Predicted to jump from $200,000 industry to a $500,000 industry by 2008, protein biochips are based on more complex, less predictable chemical processes.
They offer more chances to approach diseases themselves, before it’s too late to treat them. Protein analysis can also improve how we treat a disease that out-responds standard therapy, Negm said. Proteins are the products of genes, and the logical next step in tracking and controlling disease.
“Proteins are really the molecules in biology that deliver on function and structure, they are more important in targeting disease,” said Negm, who recently joined the research team at GenTel to work with protein biochips. GenTel Biosurfaces is another Madison-based company that incorporates research from the university.
“DNA micro-arrays can tell you if you express a gene or not. But this does not tell how those genes are expressed in the body and how they produce proteins, and those proteins are the culprits,” said Alex Vodenlich, CEO of GenTel.
For now, protein biochips remain in the shadows of established DNA research. The reason is simple: DNA has four base pairs that combine in a predictable and controllable way. Proteins, on the other hand, involve 20 amino acids and form an estimated 5 million shapes and sizes. Yet they cause action and reaction and create structure, and that’s why they’re attracting people like Negm and Vodenlich.

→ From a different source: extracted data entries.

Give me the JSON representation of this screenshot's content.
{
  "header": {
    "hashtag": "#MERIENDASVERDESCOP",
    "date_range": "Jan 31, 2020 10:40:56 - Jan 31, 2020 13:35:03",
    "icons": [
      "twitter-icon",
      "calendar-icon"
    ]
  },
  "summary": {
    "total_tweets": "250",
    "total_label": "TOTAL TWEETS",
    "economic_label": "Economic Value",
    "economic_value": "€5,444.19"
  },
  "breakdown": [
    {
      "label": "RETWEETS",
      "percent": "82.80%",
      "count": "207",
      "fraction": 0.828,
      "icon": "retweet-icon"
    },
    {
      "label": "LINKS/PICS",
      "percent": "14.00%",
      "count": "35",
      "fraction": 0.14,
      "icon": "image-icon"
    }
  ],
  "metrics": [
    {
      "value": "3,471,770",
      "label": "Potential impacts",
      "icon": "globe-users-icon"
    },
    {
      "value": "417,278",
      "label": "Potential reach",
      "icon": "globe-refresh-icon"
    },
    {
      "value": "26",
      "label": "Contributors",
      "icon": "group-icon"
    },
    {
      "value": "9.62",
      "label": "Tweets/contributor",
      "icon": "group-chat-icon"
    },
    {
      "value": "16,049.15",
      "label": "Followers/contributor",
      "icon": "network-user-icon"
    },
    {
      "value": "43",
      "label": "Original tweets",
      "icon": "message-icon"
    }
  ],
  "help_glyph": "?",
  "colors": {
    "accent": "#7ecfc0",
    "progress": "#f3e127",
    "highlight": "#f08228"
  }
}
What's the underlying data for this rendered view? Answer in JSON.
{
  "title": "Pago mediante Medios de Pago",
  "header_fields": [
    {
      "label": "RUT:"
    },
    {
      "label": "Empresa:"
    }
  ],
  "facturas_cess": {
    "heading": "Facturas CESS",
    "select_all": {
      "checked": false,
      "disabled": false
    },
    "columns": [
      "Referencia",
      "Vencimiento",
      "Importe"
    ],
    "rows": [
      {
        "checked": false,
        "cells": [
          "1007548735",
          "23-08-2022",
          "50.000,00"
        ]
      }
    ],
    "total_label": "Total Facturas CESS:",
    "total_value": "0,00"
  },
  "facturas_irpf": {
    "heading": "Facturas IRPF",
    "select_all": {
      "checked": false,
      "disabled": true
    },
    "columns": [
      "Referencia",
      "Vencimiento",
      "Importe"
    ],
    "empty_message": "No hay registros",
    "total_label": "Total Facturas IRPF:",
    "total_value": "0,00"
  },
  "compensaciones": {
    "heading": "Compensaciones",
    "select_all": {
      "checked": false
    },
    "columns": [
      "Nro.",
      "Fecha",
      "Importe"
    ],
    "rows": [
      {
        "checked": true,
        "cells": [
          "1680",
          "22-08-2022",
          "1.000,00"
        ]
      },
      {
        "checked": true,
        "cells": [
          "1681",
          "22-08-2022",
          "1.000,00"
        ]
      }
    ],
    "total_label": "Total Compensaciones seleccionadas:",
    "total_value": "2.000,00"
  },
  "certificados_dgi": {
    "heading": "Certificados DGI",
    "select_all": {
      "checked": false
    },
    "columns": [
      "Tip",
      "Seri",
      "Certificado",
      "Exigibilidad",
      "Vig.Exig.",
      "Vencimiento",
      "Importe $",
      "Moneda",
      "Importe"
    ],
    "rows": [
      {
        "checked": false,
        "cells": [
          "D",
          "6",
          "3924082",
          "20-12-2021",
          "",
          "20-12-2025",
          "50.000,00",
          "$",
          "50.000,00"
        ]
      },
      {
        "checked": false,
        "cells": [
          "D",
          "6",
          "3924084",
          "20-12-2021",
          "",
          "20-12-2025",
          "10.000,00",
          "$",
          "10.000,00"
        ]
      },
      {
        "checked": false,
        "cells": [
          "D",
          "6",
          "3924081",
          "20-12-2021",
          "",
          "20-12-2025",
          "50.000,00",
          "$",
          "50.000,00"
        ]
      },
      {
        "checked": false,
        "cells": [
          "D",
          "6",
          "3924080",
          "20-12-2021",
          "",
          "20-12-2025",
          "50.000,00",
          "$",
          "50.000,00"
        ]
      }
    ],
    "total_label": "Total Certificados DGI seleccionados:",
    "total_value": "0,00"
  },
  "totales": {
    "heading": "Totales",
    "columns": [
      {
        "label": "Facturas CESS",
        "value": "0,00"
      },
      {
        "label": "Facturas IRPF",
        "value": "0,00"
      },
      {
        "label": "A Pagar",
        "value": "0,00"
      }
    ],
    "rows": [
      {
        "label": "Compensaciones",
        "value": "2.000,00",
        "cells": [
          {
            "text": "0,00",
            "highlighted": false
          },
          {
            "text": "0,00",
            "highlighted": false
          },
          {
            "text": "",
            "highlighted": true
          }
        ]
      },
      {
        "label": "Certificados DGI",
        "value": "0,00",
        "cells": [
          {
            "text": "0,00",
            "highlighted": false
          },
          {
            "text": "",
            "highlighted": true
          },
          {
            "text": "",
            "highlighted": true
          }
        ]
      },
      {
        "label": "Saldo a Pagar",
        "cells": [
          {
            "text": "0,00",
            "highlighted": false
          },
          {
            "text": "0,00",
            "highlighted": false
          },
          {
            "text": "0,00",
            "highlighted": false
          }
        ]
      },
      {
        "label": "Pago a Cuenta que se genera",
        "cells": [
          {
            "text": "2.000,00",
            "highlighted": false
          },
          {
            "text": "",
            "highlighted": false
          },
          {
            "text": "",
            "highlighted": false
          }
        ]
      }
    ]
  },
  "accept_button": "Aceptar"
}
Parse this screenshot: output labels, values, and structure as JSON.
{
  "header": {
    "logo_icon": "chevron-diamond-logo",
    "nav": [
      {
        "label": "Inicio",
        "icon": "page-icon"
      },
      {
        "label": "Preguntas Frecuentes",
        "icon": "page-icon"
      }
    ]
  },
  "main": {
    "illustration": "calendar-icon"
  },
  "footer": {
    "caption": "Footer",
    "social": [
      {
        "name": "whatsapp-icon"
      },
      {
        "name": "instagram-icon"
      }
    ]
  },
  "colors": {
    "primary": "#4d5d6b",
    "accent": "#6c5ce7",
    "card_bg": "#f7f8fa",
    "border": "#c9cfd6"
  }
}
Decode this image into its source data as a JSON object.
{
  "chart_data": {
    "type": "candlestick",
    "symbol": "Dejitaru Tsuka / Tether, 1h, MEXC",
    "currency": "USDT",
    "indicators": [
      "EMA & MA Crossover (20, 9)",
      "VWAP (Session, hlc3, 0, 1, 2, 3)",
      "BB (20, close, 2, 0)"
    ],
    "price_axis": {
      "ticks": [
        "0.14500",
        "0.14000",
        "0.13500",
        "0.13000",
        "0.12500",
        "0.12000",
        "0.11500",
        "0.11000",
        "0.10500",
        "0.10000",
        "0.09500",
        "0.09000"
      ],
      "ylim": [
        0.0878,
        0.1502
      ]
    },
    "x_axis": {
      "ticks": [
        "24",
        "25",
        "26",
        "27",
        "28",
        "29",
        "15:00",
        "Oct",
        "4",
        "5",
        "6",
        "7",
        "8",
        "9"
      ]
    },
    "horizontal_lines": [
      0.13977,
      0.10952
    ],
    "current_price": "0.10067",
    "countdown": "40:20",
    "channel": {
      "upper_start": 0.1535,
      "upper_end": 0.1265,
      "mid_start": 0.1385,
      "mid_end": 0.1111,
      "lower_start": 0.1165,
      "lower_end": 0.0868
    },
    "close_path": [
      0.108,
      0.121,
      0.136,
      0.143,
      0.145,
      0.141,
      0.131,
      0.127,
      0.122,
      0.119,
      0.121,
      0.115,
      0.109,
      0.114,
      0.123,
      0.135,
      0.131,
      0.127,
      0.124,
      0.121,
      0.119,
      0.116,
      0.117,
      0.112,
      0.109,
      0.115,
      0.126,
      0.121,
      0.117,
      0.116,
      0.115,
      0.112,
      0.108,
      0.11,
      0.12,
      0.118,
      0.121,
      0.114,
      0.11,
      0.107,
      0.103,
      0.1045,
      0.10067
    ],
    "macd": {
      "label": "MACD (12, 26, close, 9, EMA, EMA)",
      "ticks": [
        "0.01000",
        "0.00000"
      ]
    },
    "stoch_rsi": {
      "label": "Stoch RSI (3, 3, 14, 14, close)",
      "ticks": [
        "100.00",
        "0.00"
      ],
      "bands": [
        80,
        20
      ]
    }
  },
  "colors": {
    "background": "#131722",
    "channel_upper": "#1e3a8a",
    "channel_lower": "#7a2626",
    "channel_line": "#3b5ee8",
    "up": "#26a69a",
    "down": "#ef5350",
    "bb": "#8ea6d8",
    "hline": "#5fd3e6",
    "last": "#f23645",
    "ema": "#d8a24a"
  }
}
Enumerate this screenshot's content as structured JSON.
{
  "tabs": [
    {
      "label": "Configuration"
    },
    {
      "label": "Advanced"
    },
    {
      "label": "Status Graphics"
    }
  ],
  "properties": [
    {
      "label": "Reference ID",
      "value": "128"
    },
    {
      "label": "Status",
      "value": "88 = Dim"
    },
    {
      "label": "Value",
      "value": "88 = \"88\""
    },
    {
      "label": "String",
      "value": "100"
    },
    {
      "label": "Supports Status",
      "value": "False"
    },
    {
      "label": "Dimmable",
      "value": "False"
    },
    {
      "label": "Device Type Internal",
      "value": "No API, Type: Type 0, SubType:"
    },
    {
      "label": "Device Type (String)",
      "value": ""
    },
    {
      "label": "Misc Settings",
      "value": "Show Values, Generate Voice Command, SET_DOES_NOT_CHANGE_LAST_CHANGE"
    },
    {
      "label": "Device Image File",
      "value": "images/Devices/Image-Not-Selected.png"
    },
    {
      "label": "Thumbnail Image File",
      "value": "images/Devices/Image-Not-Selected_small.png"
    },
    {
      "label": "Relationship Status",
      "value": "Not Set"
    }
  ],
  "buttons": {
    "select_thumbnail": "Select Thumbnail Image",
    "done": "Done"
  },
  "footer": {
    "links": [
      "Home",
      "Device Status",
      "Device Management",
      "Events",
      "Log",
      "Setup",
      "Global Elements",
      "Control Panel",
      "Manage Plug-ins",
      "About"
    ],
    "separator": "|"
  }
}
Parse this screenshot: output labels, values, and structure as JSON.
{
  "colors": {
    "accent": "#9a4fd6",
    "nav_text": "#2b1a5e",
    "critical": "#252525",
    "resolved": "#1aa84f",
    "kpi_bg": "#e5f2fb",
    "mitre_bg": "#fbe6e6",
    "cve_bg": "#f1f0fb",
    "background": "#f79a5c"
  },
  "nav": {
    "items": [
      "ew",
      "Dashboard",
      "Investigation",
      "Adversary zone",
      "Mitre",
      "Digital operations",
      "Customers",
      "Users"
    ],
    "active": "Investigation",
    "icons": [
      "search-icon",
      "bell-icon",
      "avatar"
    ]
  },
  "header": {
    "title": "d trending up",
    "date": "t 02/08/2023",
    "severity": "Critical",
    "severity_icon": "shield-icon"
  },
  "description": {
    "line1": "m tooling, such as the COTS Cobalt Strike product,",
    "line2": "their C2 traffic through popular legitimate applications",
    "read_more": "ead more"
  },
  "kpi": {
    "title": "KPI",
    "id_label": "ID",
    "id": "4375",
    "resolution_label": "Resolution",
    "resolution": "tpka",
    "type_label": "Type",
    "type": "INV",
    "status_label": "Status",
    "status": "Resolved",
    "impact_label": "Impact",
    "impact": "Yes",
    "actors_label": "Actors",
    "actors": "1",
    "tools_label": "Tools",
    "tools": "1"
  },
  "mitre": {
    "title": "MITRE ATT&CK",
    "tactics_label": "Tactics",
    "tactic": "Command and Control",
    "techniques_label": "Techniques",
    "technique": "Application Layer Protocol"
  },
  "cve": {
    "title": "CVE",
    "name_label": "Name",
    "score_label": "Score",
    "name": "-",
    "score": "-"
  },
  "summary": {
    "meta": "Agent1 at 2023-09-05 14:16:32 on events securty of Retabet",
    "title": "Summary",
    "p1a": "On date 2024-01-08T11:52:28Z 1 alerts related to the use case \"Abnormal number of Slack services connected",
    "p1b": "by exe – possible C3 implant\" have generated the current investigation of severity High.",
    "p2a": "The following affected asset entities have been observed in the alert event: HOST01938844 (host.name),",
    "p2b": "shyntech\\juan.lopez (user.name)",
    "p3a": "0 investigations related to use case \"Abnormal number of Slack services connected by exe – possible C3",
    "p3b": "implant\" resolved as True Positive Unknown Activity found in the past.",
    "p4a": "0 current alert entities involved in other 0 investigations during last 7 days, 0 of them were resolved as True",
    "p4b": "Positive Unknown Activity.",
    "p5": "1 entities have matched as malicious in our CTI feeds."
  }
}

Researchers who choose to study proteins realize the bottleneck of initially slow experimentation – you can only fit up to 1000 samples on a protein chip these days – and they experience glitches in how amino acids behave and fit together. Still, they say, the push beyond these setbacks will be worth it.
In the end, researchers say they value smaller biochip-size samples that are consistent and clear. They want the best view of microprocesses, faster.
“We’re in this new field of science to look at all these genes at once and look at patterns,” Rose said.